Kiedy moja gospodyni, Cornelia Zimmermann, oprowadza mnie po okolicy, okazuje się, że tak naprawdę jest to mieszkanie dwupokojowe. Kiedy w obiekcie przebywają prawdziwi goście, w obiekcie stale przebywa terapeuta z zamieszkaniem. „Jeśli zajdzie taka potrzeba, możesz je obudzić o 3 nad ranem i obejrzeć z tobą film” – wyjaśnia.

Klucze do apartamentu posiada jednak również doradca na miejscu, chroniąc gości przed pokusami Zurychu, w tym kasyn. Po zakończeniu leczenia dość powszechne jest, że wracają do domu ze swoim klientem, aby pomóc mu na pewien czas w powrocie do normalnego życia. Co ciekawe, dr Beck, który kształcił się w szwajcarskim szpitalu psychiatrycznym, w którym pracował pionierski psychiatra Carl Jung, został zaproszony przez Jana do pracy w klinice, obok swojej zwykłej roli w opiece nad bezdomnymi.

Mówi też, że istnieją „duże podobieństwa” w zmaganiach emocjonalnych, z jakimi borykają się superbogaci i pozbawieni praw wyborczych biedni, dlatego darzą ich głębokim współczuciem. „Są odizolowani na przeciwległych krańcach spektrum, ale problemy, przed którymi stoją, zaskakująco pokrywają się” – mówi. „Obie grupy czują się osądzone i wykluczone ze społeczeństwa, z poczuciem, że nie mają naturalnego miejsca na świecie”.

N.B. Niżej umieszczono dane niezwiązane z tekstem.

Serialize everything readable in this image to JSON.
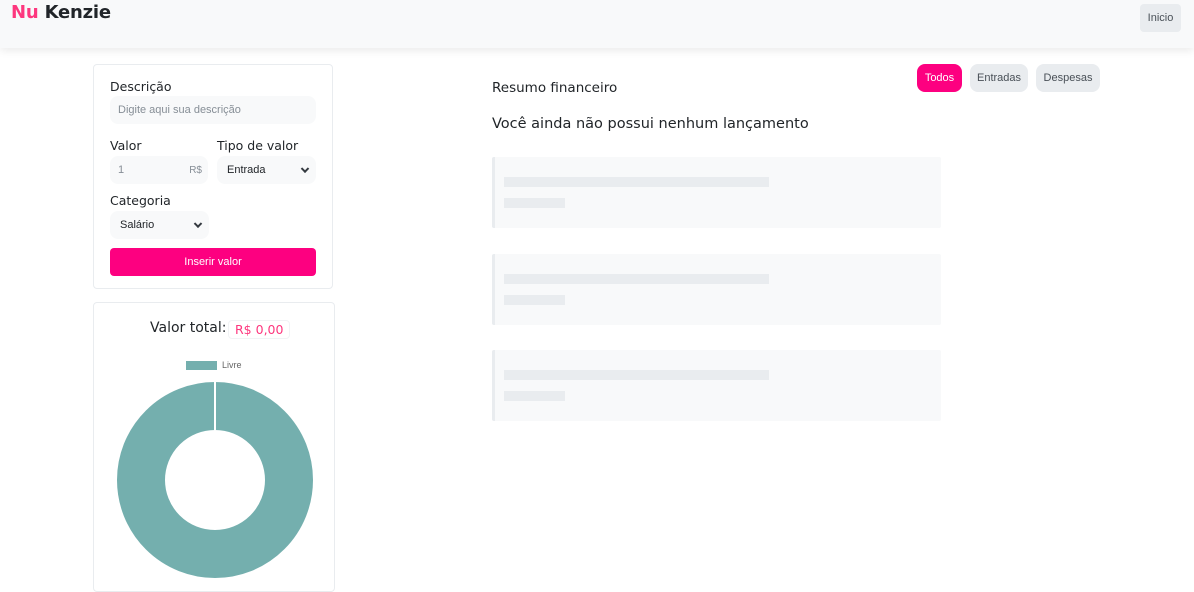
{
  "header": {
    "logo_part1": "Nu",
    "logo_part2": "Kenzie",
    "home_button": "Inicio"
  },
  "form": {
    "description_label": "Descrição",
    "description_placeholder": "Digite aqui sua descrição",
    "value_label": "Valor",
    "value_current": "1",
    "value_currency": "R$",
    "type_label": "Tipo de valor",
    "type_selected": "Entrada",
    "category_label": "Categoria",
    "category_selected": "Salário",
    "submit_label": "Inserir valor"
  },
  "total": {
    "label": "Valor total:",
    "value": "R$ 0,00"
  },
  "chart_data": {
    "type": "pie",
    "categories": [
      "Livre"
    ],
    "values": [
      100
    ],
    "colors": [
      "#74afae"
    ],
    "legend_position": "top"
  },
  "main": {
    "title": "Resumo financeiro",
    "empty_message": "Você ainda não possui nenhum lançamento",
    "filters": [
      "Todos",
      "Entradas",
      "Despesas"
    ],
    "active_filter": "Todos"
  },
  "colors": {
    "brand": "#fd0080",
    "chart_free": "#74afae"
  }
}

Szwajcarska placówka terapeutyczna

Ta szwajcarska placówka terapeutyczna jest najlepszym międzynarodowym miejscem odstresowania/detoksu. (Zdjęcie: Pablo Faccinetto/Rekonwalescencja Paracelsusa)

Niezwykle sympatyczny Jan, który pełni rolę pozaleczniczą, jest synem psychiatry i pielęgniarki klinicznej.

Kiedy dorastał, jego rodzice mieli przyjaciela, który potrzebował indywidualnej pomocy z obu dyscyplin i który został zaproszony na jakiś czas do jego rodzinnego domu. To doświadczenie i umożliwiona przez nie skuteczność spersonalizowanego traktowania dały Janowi zalążek pomysłu na biznes, który nazywa „pragmatycznym humanizmem”.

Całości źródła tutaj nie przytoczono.